This week was a blur and as I sat down (!) this evening I realized it’s been a while.  So here I am.

My husband and I have always maintained very active lifestyles.  Whether it was getting up early to head to the farmers’ market, thrift shopping, or road trip, or heading out late to hit a concert or meet up with friends, we were pretty much non-stop.  And we walk – a LOT (one of the benefits of living in the city).  When I was pregnant with T, my dad was constantly asking how I was doing, wondering if I was working too hard or staying up too late or not getting enough rest.  I did my best to reassure him (i.e., white lies about earlier bed times and restful weekends) but I think T got used to all the activity that was actually taking place.  That kid is definitely mine – he’s up at the crack of dawn and wants to be moving every minute he’s awake. 

Photo credit Getty Images

I am reminded this time every year why I love city living and why I’m glad we have the good fortune for our kids to be raised in this City in particular.  One of my favorite things to do in the summer is grab the picnic basket and a bottle of wine and hit the free concerts in the park.  DH hates these musical events (likely because I make him carry the basket) which, unfortunately for him, are a nearly weekly occurrence.  There are outdoor movies on the Pier, festivals for every nationality, bocce tournaments, wine and jazz festivals, baseball, more concerts, block parties, boat races, yoga in the park, free swimming pools, fireworks, corner snowball stands, and celebrations for all sorts of historic events.  And we do all of them – and more – as a family.

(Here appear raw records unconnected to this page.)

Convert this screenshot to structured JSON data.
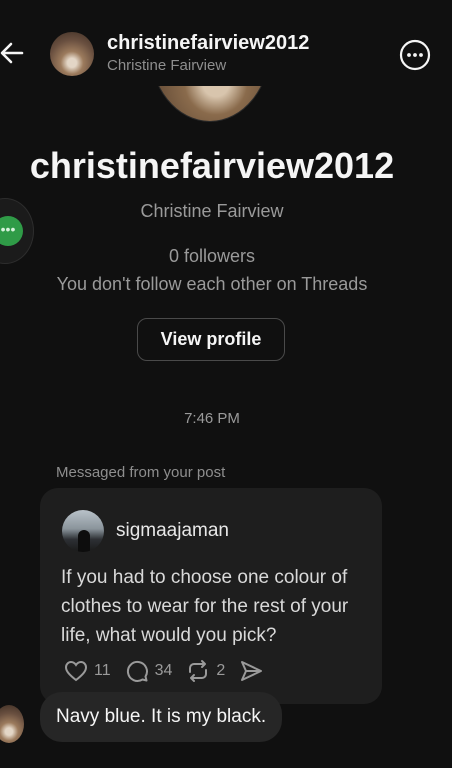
{
  "header": {
    "username": "christinefairview2012",
    "full_name": "Christine Fairview"
  },
  "profile": {
    "username": "christinefairview2012",
    "full_name": "Christine Fairview",
    "followers": "0 followers",
    "follow_note": "You don't follow each other on Threads",
    "view_profile_label": "View profile"
  },
  "thread": {
    "timestamp": "7:46 PM",
    "context_label": "Messaged from your post",
    "post": {
      "author": "sigmaajaman",
      "text": "If you had to choose one colour of clothes to wear for the rest of your life, what would you pick?",
      "likes": "11",
      "comments": "34",
      "reposts": "2"
    },
    "reply": "Navy blue. It is my black."
  },
  "icons": {
    "back": "arrow-left-icon",
    "more": "more-options-icon",
    "like": "heart-icon",
    "comment": "comment-icon",
    "repost": "repost-icon",
    "share": "send-icon"
  },
  "colors": {
    "background": "#101010",
    "card": "#1e1e1e",
    "bubble": "#262626",
    "muted_text": "#9a9a9a",
    "green": "#2f9b47"
  }
}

Our kids haven’t slowed us down and bit.  Oh sure, there are changes – scheduling around nap times and play groups, more breaks for snacks, missing that last inning when it is well past bedtime.  And we’ve cut out a lot of our bar-hopping (because really, who brings a baby to a bar?).  But other than the time we no longer spend drinking and, er, recovering, it was a pleasant surprise to realize we still do most of the same things.  As a bonus, we get to act like kids along with our boys – my husband can swing to his heart’s content without anyone pegging him as the creepy guy at the playground, and no one thinks twice about a woman singing or dancing like an idiot when her toddler is in tow.  I’m sure the day will come when the boys want nothing to do with us, but for now I just hope they are having as good a time as my husband and I.